On November 25, the Solidarity Center joins our allies around the world in launching 16 Days of Activism against Gender-Based Violence. This event highlights the need to end violence against women and girls around the world and pass a global standard to address the full scope of gender-based violence at work.
Solidarity Center’s Senior Gender Specialist Robin Runge discusses gender-based violence at work and how unions and our allies are working for passage of a global standard that would address this prevalent, and generally unacknowledged, workers rights violation.
Q.: What is gender-based violence at work?
Robin Runge: Gender-based violence at work, importantly, is being defined by workers around the world and the International Labor Organization (ILO) through the standard-setting process: It is violence and harassment directed at persons because of their sex or gender. This definition is intentionally broad to recognize that people experience a range of behaviors based on their perceived or actual gender or sexual identity. Gender-based violence at work is inclusive of sexual harassment. A classic example of sexual harassment at work is a supervisor or a manager demanding sex from someone who works for them in exchange for keeping their job or for a promotion. This is also a form of gender-based violence and harassment at work. Similarly, a supervisor harassing or physically abusing a male worker who is perceived to be acting female or to be gay. Gender-based violence at work also includes the impact of domestic violence on the workplace. The majority of workers who experience gender-based violence at work are women because of social and economic inequality, which makes women more vulnerable to these forms of abuse and harassment. However, men also experience gender-based violence and harassment at work.

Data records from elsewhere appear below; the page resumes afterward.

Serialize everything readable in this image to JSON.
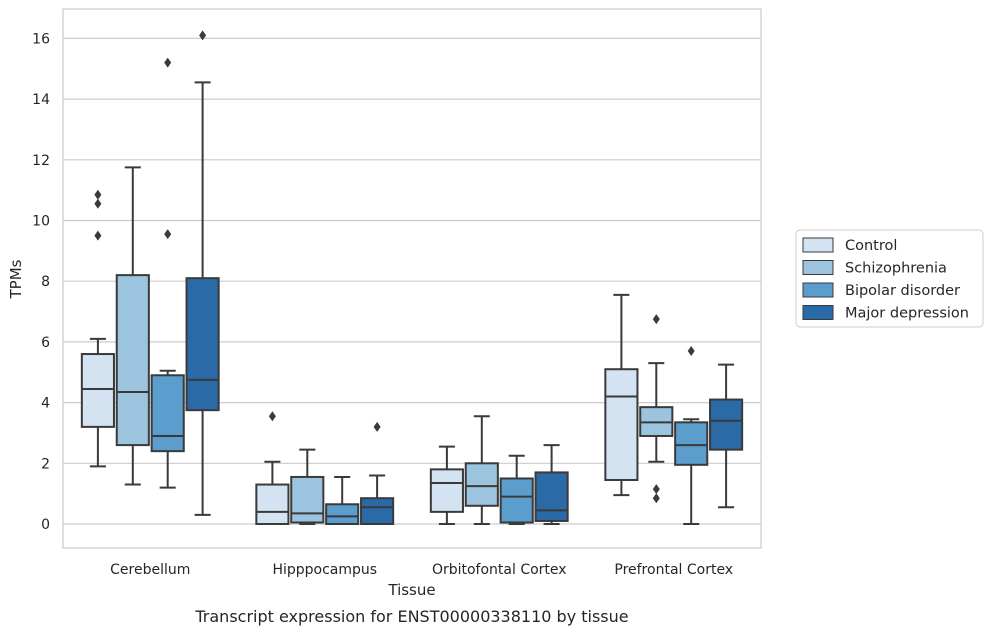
{
  "caption": "Transcript expression for ENST00000338110 by tissue",
  "chart_data": {
    "type": "box",
    "xlabel": "Tissue",
    "ylabel": "TPMs",
    "ylim": [
      -0.8,
      16.9
    ],
    "yticks": [
      0,
      2,
      4,
      6,
      8,
      10,
      12,
      14,
      16
    ],
    "grid": "horizontal",
    "legend_position": "right",
    "categories": [
      "Cerebellum",
      "Hipppocampus",
      "Orbitofontal Cortex",
      "Prefrontal Cortex"
    ],
    "series": [
      {
        "name": "Control",
        "color": "#d3e3f2",
        "boxes": [
          {
            "whislo": 1.9,
            "q1": 3.2,
            "med": 4.45,
            "q3": 5.6,
            "whishi": 6.1,
            "fliers": [
              9.5,
              10.55,
              10.85
            ]
          },
          {
            "whislo": 0.0,
            "q1": 0.0,
            "med": 0.4,
            "q3": 1.3,
            "whishi": 2.05,
            "fliers": [
              3.55
            ]
          },
          {
            "whislo": 0.0,
            "q1": 0.4,
            "med": 1.35,
            "q3": 1.8,
            "whishi": 2.55,
            "fliers": []
          },
          {
            "whislo": 0.95,
            "q1": 1.45,
            "med": 4.2,
            "q3": 5.1,
            "whishi": 7.55,
            "fliers": []
          }
        ]
      },
      {
        "name": "Schizophrenia",
        "color": "#9cc4de",
        "boxes": [
          {
            "whislo": 1.3,
            "q1": 2.6,
            "med": 4.35,
            "q3": 8.2,
            "whishi": 11.75,
            "fliers": []
          },
          {
            "whislo": 0.0,
            "q1": 0.05,
            "med": 0.35,
            "q3": 1.55,
            "whishi": 2.45,
            "fliers": []
          },
          {
            "whislo": 0.0,
            "q1": 0.6,
            "med": 1.25,
            "q3": 2.0,
            "whishi": 3.55,
            "fliers": []
          },
          {
            "whislo": 2.05,
            "q1": 2.9,
            "med": 3.35,
            "q3": 3.85,
            "whishi": 5.3,
            "fliers": [
              0.85,
              1.15,
              6.75
            ]
          }
        ]
      },
      {
        "name": "Bipolar disorder",
        "color": "#5b9dcc",
        "boxes": [
          {
            "whislo": 1.2,
            "q1": 2.4,
            "med": 2.9,
            "q3": 4.9,
            "whishi": 5.05,
            "fliers": [
              9.55,
              15.2
            ]
          },
          {
            "whislo": 0.0,
            "q1": 0.0,
            "med": 0.25,
            "q3": 0.65,
            "whishi": 1.55,
            "fliers": []
          },
          {
            "whislo": 0.0,
            "q1": 0.05,
            "med": 0.9,
            "q3": 1.5,
            "whishi": 2.25,
            "fliers": []
          },
          {
            "whislo": 0.0,
            "q1": 1.95,
            "med": 2.6,
            "q3": 3.35,
            "whishi": 3.45,
            "fliers": [
              5.7
            ]
          }
        ]
      },
      {
        "name": "Major depression",
        "color": "#2a6aa6",
        "boxes": [
          {
            "whislo": 0.3,
            "q1": 3.75,
            "med": 4.75,
            "q3": 8.1,
            "whishi": 14.55,
            "fliers": [
              16.1
            ]
          },
          {
            "whislo": 0.0,
            "q1": 0.0,
            "med": 0.55,
            "q3": 0.85,
            "whishi": 1.6,
            "fliers": [
              3.2
            ]
          },
          {
            "whislo": 0.0,
            "q1": 0.1,
            "med": 0.45,
            "q3": 1.7,
            "whishi": 2.6,
            "fliers": []
          },
          {
            "whislo": 0.55,
            "q1": 2.45,
            "med": 3.4,
            "q3": 4.1,
            "whishi": 5.25,
            "fliers": []
          }
        ]
      }
    ]
  }
}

Q.: Why is gender-based violence and harassment at work a worker rights issue?
RR: Gender-based violence and harassment is one of the most insidious and pervasive worker rights violations. In fact, it is impossible to achieve other worker rights goals such as gender equality, and safe and decent work, if we don’t address gender-based violence. Gender-based violence and harassment at work prevents all workers from being able to assert their rights to freedom of association and speech in the workplace and to take part in collective action about wages and working conditions.
We know that the rates of gender-based violence, although they vary from sector to sector, are extraordinarily high. So for example, we know that in Cambodia, beer promoters, who are mostly women, more than 80 percent of them have been sexually harassed on the job. In many sectors, especially where women are the majority of workers, including the garment sector, and the service industry, the majority of workers report experiencing forms of gender-based violence and harassment. Something that impacts the majority of the workers in a particular sector is a core labor and union issue.
Q.: What’s being done to address gender-based violence and harassment at work?
RR: Workers, including domestic workers, precarious workers, part-time workers, street vendors and the unions that represent them began advocating for a global standard to end gender-based violence in the world of work in 2013. Workers know from their experiences that a global ILO standard applies to all industries and all countries around the world, thereby ensuring that workers throughout the supply chain benefit from the same protections. Over several years of a global campaign, led by the International Trade Union Confederation (ITUC)—and we at the Solidarity Center were a huge part of this effort—workers and unions were successful in having the ILO place a discussion about the need for a standard to end gender-based violence in world of work on their agenda.
In June 2018, at the annual International Labor Conference, the first negotiations took place among workers, governments and employers on a standard to end violence and harassment in the world of work. The second and final set of negotiations will take place in June 2019.
Q.: How have unions led in efforts to end gender-based violence and harassment at work?
RR: Unions really have been the catalyst for change in this area. And the Solidarity Center has played a critical role in helping and supporting unions in leveraging their collective power to achieve this. Gender-based violence is hidden. As individuals who experience this, women are socially and culturally trained not to speak of it. Women are also often afraid that if they speak about it, they will be be retaliated against, including more physical abuse or sexual abuse. Since many people who experience gender-based violence and harassment don’t speak about it, it’s as if it’s not happening. Moreover, workplace structures can create environments that permit and perpetuate these abuses. Workers coming together in unions and other collective worker action provides a mechanism whereby workers can overcome these barriers to preventing and addressing gender-based violence and harassment at work.
Q.: What can unions and their allies do to ensure ratification of the ILO standard?
RR: We’re in the middle of the two-year standard-setting process during which the ILO has provided opportunities for governments, employers and worker rights organizations to submit comments on draft language and participate in negotiations at standard setting meetings in June 2018 and June 2019. The Solidarity Center has supported our union partners, encouraging them to participate in this process and thereby ensuring that the voices of workers are driving the content of the standard. In particular, participation of our partners has led to the development of definitions of violence and harassment, gender-based violence, “world of work,” and worker that are broad and inclusive of all workers’ experiences, including women workers in precarious, part-time and informal work.